On July 30, 2015, pursuant to his consent and without admitting or denying the allegations against him, the Court entered a final judgment as to Kalucha. The final judgment permanently enjoined Kalucha from violating Section 10(b) of the Exchange Act and Rule 10b-5 thereunder, Section 17(a) of the Securities Act, and Sections 206(1), 206(2) and 206(4) of the Advisers Act and Rule 206(4)-8 thereunder, and required him to pay a total of $503,713.00 in disgorgement, prejudgment interest, and a civil penalty (the “Distribution Fund”). The Commission was ordered to hold all monies paid, plus accrued interest, pending further order of the Court.See Kalucha’s Final Judgment.
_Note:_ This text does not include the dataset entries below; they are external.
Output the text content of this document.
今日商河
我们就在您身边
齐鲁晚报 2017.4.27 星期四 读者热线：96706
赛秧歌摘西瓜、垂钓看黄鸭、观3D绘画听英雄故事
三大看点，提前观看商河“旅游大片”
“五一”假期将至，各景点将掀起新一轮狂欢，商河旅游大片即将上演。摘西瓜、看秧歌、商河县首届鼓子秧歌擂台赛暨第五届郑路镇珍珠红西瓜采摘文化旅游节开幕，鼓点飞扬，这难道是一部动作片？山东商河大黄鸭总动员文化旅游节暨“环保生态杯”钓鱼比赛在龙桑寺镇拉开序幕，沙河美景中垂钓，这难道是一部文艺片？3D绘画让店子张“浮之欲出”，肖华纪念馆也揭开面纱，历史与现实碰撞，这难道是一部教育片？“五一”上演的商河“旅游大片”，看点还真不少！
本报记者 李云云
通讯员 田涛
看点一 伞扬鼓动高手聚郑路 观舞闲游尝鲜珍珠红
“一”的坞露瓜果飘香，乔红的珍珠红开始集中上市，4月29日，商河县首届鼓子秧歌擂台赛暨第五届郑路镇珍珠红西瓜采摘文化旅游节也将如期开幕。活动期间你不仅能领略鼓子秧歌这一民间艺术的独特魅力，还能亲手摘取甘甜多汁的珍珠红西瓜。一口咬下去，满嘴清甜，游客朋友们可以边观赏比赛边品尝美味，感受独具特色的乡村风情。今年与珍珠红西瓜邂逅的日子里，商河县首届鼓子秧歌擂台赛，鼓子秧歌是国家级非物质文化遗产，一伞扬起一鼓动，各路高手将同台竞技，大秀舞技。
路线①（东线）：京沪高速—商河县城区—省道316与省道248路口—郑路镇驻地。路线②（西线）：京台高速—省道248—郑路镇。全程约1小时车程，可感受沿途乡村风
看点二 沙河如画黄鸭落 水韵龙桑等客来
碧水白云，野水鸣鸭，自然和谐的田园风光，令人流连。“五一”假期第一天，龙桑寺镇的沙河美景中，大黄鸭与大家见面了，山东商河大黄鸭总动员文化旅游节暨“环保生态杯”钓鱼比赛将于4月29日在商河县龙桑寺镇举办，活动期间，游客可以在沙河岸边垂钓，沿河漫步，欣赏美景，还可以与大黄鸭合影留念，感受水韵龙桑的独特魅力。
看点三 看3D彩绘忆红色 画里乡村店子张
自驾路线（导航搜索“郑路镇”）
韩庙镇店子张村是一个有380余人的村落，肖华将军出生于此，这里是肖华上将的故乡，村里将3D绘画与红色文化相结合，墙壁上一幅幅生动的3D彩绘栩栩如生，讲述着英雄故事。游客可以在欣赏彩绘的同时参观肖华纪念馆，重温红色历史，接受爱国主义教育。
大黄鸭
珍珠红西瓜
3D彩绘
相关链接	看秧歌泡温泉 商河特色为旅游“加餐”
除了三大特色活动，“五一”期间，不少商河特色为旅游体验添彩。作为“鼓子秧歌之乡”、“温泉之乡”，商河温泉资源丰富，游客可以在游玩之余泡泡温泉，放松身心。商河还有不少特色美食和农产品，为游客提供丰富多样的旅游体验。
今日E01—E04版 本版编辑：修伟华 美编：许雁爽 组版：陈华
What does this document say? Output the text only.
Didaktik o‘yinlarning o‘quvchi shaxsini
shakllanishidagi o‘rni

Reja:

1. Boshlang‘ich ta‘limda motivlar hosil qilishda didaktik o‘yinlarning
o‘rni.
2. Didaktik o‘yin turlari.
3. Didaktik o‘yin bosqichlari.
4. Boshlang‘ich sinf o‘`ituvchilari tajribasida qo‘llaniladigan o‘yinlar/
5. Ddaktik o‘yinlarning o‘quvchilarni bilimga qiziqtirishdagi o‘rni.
On November 13, 2015, the SEC filed a letter proposing the distribution of the remaining funds of Aphelion, which were recovered pursuant to the Court’s asset freeze. See Request for Distribution. On November 18, 2015, the Court entered an order authorizing the distribution of $322,200.01, less reasonable banking and wiring fees, to the six investors of Aphelion on a ratable basis. The Court also approved Pinnacle Canada Fund Administration, Ltd. to oversee and administer the return of funds to investors in Aphelion as set forth in the order. See the Court’s Order.
On May 11, 2016, the Court appointed Damasco & Associates LLP as the Tax Administrator to fulfill the tax obligations of the Distribution Fund
On May 16, 2016, the SEC filed a motion to appoint plan administrator and to approve a distribution plan, together with a distribution plan (“Distribution Plan”). See Motion to Appoint Plan Administrator and Approve Distribution Plan.
On May 23, 2016, the Court approved the Distribution Plan, appointed Michael S. Lim, as the Plan Administrator to oversee the distribution of the Distribution Fund to injured investors, and authorized the Plan Administrator to distribute the Distribution Fund in accordance with the approved Distribution Plan. See Order Appointing Plan Administrator and Approving Distribution Plan.
The Distribution Plan provides for a total of approximately $504,097.00, less any tax obligations and fees and expenses of the Tax Administrator, to be distributed on a pro rata basis in the amounts identified in the Distribution Plan, to the six investors harmed by Kalucha's misconduct described in the complaint.
On November 9, 2016, the Plan Administrator directed the Commission to disburse $499,485.53 from the Distribution Fund to eligible investors in accordance with the Distribution Plan.
This distribution matter was closed on September 5, 2019 when the Court entered an order approving the final accounting, discharging the Distribution Agent, and terminating the Fair Fund. See the Court's Order.